At least a million mourners turned up for the funeral of Nigerian musician, and voice of the downtrodden, Fela Kuti, his manager Rikki Stein remembers. “The road was filled with people as far as the eye could see,” he says looking back to that August day in Lagos in 1997. The King of Afrobeat, who was revered by the people but feared by those in charge, had died at 58, reportedly of complications from Aids.

But Stein believes that Fela, who had been repeatedly arrested for speaking out against successive military regimes, actually passed away because of a much deeper cause. “Fela died of one beating too many. His body was covered in scars and his mind and spirit had to cope with 200 arrests.
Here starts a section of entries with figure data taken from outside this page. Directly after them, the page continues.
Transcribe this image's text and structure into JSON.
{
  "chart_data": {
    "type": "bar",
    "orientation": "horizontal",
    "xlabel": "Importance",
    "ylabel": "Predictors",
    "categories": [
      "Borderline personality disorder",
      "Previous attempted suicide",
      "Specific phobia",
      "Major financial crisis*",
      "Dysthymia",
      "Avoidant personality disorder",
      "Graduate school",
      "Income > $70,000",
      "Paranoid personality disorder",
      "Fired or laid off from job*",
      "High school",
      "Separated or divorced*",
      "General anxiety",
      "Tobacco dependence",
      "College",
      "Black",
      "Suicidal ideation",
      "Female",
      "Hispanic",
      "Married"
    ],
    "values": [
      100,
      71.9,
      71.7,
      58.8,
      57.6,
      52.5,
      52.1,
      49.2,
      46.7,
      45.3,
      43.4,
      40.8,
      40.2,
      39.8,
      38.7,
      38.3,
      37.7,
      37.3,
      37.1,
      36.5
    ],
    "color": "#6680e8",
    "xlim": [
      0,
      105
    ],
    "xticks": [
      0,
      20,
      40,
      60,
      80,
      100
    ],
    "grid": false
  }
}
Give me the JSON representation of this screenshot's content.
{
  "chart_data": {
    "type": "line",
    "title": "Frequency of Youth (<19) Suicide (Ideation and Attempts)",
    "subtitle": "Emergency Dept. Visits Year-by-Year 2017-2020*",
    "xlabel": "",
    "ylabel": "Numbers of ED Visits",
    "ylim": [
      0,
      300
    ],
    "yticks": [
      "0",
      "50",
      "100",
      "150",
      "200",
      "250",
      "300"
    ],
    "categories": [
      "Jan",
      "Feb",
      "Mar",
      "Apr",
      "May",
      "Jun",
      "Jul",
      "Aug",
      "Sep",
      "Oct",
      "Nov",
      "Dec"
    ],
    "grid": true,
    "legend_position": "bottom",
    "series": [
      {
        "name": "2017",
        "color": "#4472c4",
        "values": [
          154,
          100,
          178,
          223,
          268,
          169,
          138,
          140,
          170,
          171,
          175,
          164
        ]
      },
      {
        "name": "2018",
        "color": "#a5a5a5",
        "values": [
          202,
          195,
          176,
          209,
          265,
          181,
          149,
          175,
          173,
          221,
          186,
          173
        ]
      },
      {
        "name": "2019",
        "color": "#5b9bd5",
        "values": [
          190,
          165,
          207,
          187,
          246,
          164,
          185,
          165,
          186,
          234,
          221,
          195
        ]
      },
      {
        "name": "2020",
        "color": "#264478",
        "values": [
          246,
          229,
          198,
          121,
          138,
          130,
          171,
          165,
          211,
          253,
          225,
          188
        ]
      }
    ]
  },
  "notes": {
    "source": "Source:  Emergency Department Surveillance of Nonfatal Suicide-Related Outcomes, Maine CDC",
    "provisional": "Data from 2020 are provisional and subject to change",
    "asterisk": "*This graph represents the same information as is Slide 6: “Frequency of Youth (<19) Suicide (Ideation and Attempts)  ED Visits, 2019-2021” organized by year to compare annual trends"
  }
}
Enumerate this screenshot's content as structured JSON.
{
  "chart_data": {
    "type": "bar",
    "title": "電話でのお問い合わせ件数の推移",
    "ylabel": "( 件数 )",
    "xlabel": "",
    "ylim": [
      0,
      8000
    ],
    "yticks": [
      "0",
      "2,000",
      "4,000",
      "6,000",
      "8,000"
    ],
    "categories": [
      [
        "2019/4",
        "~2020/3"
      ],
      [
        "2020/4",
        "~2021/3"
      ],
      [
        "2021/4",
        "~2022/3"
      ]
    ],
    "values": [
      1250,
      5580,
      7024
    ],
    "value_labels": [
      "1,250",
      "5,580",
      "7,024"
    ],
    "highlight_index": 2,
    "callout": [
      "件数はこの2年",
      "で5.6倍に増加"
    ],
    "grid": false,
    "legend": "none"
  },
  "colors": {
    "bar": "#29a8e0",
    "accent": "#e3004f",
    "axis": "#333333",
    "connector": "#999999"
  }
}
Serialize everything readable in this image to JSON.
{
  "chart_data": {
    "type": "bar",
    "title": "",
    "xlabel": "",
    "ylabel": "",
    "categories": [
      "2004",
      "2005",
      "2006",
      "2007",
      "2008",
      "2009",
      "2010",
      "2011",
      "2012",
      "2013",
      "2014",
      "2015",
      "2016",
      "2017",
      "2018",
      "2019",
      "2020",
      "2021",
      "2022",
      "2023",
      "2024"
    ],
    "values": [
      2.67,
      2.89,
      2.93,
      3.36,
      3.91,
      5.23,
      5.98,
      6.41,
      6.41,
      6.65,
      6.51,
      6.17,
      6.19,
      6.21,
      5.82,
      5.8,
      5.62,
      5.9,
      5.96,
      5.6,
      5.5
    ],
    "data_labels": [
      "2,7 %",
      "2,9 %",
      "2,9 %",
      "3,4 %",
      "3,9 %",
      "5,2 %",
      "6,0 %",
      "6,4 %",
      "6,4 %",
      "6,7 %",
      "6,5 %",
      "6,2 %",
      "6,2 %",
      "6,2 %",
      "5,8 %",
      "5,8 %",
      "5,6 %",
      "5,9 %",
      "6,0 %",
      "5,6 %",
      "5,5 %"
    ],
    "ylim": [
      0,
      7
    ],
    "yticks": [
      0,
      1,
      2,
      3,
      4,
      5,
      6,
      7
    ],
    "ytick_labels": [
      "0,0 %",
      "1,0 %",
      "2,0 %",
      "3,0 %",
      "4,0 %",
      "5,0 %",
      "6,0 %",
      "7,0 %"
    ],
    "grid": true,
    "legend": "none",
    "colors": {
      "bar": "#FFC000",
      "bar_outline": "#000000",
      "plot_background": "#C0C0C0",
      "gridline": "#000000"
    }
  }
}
The system can only take so much,” Stein tells the BBC in an interview to mark the publication of his memoir – in part about his 15 years managing arguably Nigeria’s most influential musician. Throughout his long career Fela defiantly criticised those in charge, notably a succession of military rulers, lampooning them in albums such as Coffin for Head of State. His music had the power to grab people from the inside and help them start to imagine another world.

“I was gob-smacked,” Stein, now 81, says as he talks about first coming across Fela’s albums in the 1970s. “The music spoke to me in a way I’d never encountered, exuding warmth, intimacy, excitement and a constant feeling of anticipation. Every word spoke directly to my inner being, vividly describing life unde.